The polo pony travels from the barn to the polo fields by van, which can carry up to 15 polo ponies. They are tied to the side of the van prior to the games and prepared. They are then “undressed”, walked after they played a chukker and then tied to the van to relax. The professional polo player buys and sells polo-playing horses for more than 6 figures. Polo ponies are bred in Argentina and broke in Argentina and begin their careers in Argentina before heading to America or England to be sold for a considerable sum of money; however, some polo ponies are bred here in America and are American thoroughbreds that were bred for racing and either never raced or just were not cut out to race. The same goes for the Irish thoroughbred, South African thoroughbred or English thoroughbred. It is largely believed that the Kentucky thoroughbreds make the top polo ponies. Some, however, prefer playing the fillies since they are less muscled and looser, and just more “catty”, which is when a horse is lighter on their front feet and more “scrappy”. The filly polo pony is less timid and much more aggressive in the melees than their male counterparts. On the whole, a high goal polo pony should be short backed, athletic, light in the front feet, strong and wide in the hind, nice withers and short cannons with well-defined tendons. Their hind leg muscles, or “caskins”, should be well muscled and strong and their head low with a well-balanced neck. Their throat should be wide with a nice passage for airway.

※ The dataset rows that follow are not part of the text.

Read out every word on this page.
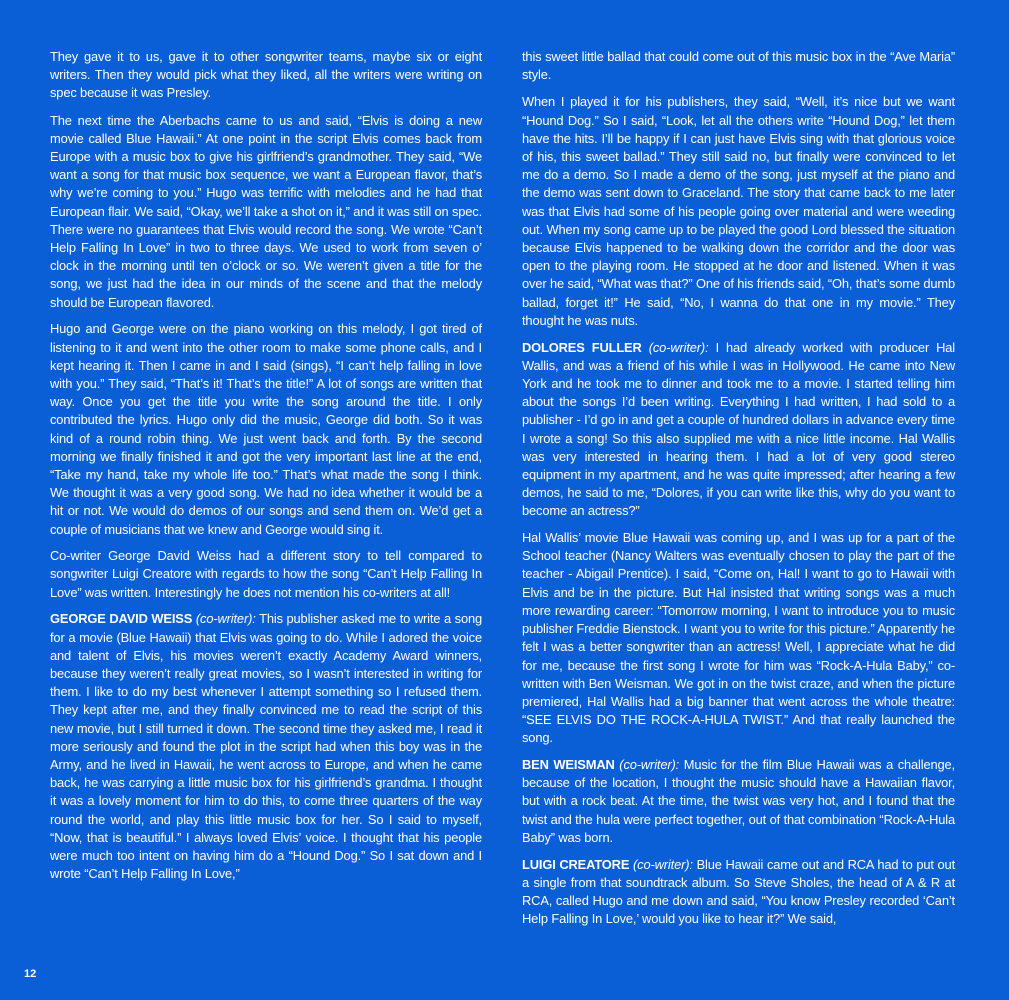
They gave it to us, gave it to other songwriter teams, maybe six or eight writers. Then they would pick what they liked, all the writers were writing on spec because it was Presley.

The next time the Aberbachs came to us and said, “Elvis is doing a new movie called Blue Hawaii.” At one point in the script Elvis comes back from Europe with a music box to give his girlfriend’s grandmother. They said, “We want a song for that music box sequence, we want a European flavor, that’s why we’re coming to you.” Hugo was terrific with melodies and he had that European flair. We said, “Okay, we’ll take a shot on it,” and it was still on spec. There were no guarantees that Elvis would record the song. We wrote “Can’t Help Falling In Love” in two to three days. We used to work from seven o’ clock in the morning until ten o’clock or so. We weren’t given a title for the song, we just had the idea in our minds of the scene and that the melody should be European flavored.

Hugo and George were on the piano working on this melody, I got tired of listening to it and went into the other room to make some phone calls, and I kept hearing it. Then I came in and I said (sings), “I can’t help falling in love with you.” They said, “That’s it! That’s the title!” A lot of songs are written that way. Once you get the title you write the song around the title. I only contributed the lyrics. Hugo only did the music, George did both. So it was kind of a round robin thing. We just went back and forth. By the second morning we finally finished it and got the very important last line at the end, “Take my hand, take my whole life too.” That’s what made the song I think. We thought it was a very good song. We had no idea whether it would be a hit or not. We would do demos of our songs and send them on. We’d get a couple of musicians that we knew and George would sing it.

Co-writer George David Weiss had a different story to tell compared to songwriter Luigi Creatore with regards to how the song “Can’t Help Falling In Love” was written. Interestingly he does not mention his co-writers at all!

GEORGE DAVID WEISS (co-writer): This publisher asked me to write a song for a movie (Blue Hawaii) that Elvis was going to do. While I adored the voice and talent of Elvis, his movies weren’t exactly Academy Award winners, because they weren’t really great movies, so I wasn’t interested in writing for them. I like to do my best whenever I attempt something so I refused them. They kept after me, and they finally convinced me to read the script of this new movie, but I still turned it down. The second time they asked me, I read it more seriously and found the plot in the script had when this boy was in the Army, and he lived in Hawaii, he went across to Europe, and when he came back, he was carrying a little music box for his girlfriend’s grandma. I thought it was a lovely moment for him to do this, to come three quarters of the way round the world, and play this little music box for her. So I said to myself, “Now, that is beautiful.” I always loved Elvis’ voice. I thought that his people were much too intent on having him do a “Hound Dog.” So I sat down and I wrote “Can’t Help Falling In Love,”

this sweet little ballad that could come out of this music box in the “Ave Maria” style.

When I played it for his publishers, they said, “Well, it’s nice but we want “Hound Dog.” So I said, “Look, let all the others write “Hound Dog,” let them have the hits. I’ll be happy if I can just have Elvis sing with that glorious voice of his, this sweet ballad.” They still said no, but finally were convinced to let me do a demo. So I made a demo of the song, just myself at the piano and the demo was sent down to Graceland. The story that came back to me later was that Elvis had some of his people going over material and were weeding out. When my song came up to be played the good Lord blessed the situation because Elvis happened to be walking down the corridor and the door was open to the playing room. He stopped at he door and listened. When it was over he said, “What was that?” One of his friends said, “Oh, that’s some dumb ballad, forget it!” He said, “No, I wanna do that one in my movie.” They thought he was nuts.

DOLORES FULLER (co-writer): I had already worked with producer Hal Wallis, and was a friend of his while I was in Hollywood. He came into New York and he took me to dinner and took me to a movie. I started telling him about the songs I’d been writing. Everything I had written, I had sold to a publisher - I’d go in and get a couple of hundred dollars in advance every time I wrote a song! So this also supplied me with a nice little income. Hal Wallis was very interested in hearing them. I had a lot of very good stereo equipment in my apartment, and he was quite impressed; after hearing a few demos, he said to me, “Dolores, if you can write like this, why do you want to become an actress?”

Hal Wallis’ movie Blue Hawaii was coming up, and I was up for a part of the School teacher (Nancy Walters was eventually chosen to play the part of the teacher - Abigail Prentice). I said, “Come on, Hal! I want to go to Hawaii with Elvis and be in the picture. But Hal insisted that writing songs was a much more rewarding career: “Tomorrow morning, I want to introduce you to music publisher Freddie Bienstock. I want you to write for this picture.” Apparently he felt I was a better songwriter than an actress! Well, I appreciate what he did for me, because the first song I wrote for him was “Rock-A-Hula Baby,” co-written with Ben Weisman. We got in on the twist craze, and when the picture premiered, Hal Wallis had a big banner that went across the whole theatre: “SEE ELVIS DO THE ROCK-A-HULA TWIST.” And that really launched the song.

BEN WEISMAN (co-writer): Music for the film Blue Hawaii was a challenge, because of the location, I thought the music should have a Hawaiian flavor, but with a rock beat. At the time, the twist was very hot, and I found that the twist and the hula were perfect together, out of that combination “Rock-A-Hula Baby” was born.

LUIGI CREATORE (co-writer): Blue Hawaii came out and RCA had to put out a single from that soundtrack album. So Steve Sholes, the head of A & R at RCA, called Hugo and me down and said, “You know Presley recorded ‘Can’t Help Falling In Love,’ would you like to hear it?” We said,

12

The life of a high goal polo player is full of extremes – much glory, much beauty and also at times defeat and loss. While most of the top players were dedicated to riding and playing from a very young age, retirement can come much earlier than in many other careers, allowing for more time to spend with their families and loved ones as often there is not much time left over for them during an active career. It is truly the “Sport of Kings” with all of its beauty, bravery and majesty. Even though it is an extremely dangerous sport, considered the second most dangerous sport in the world, it is said there is no other lifestyle quite as glorious.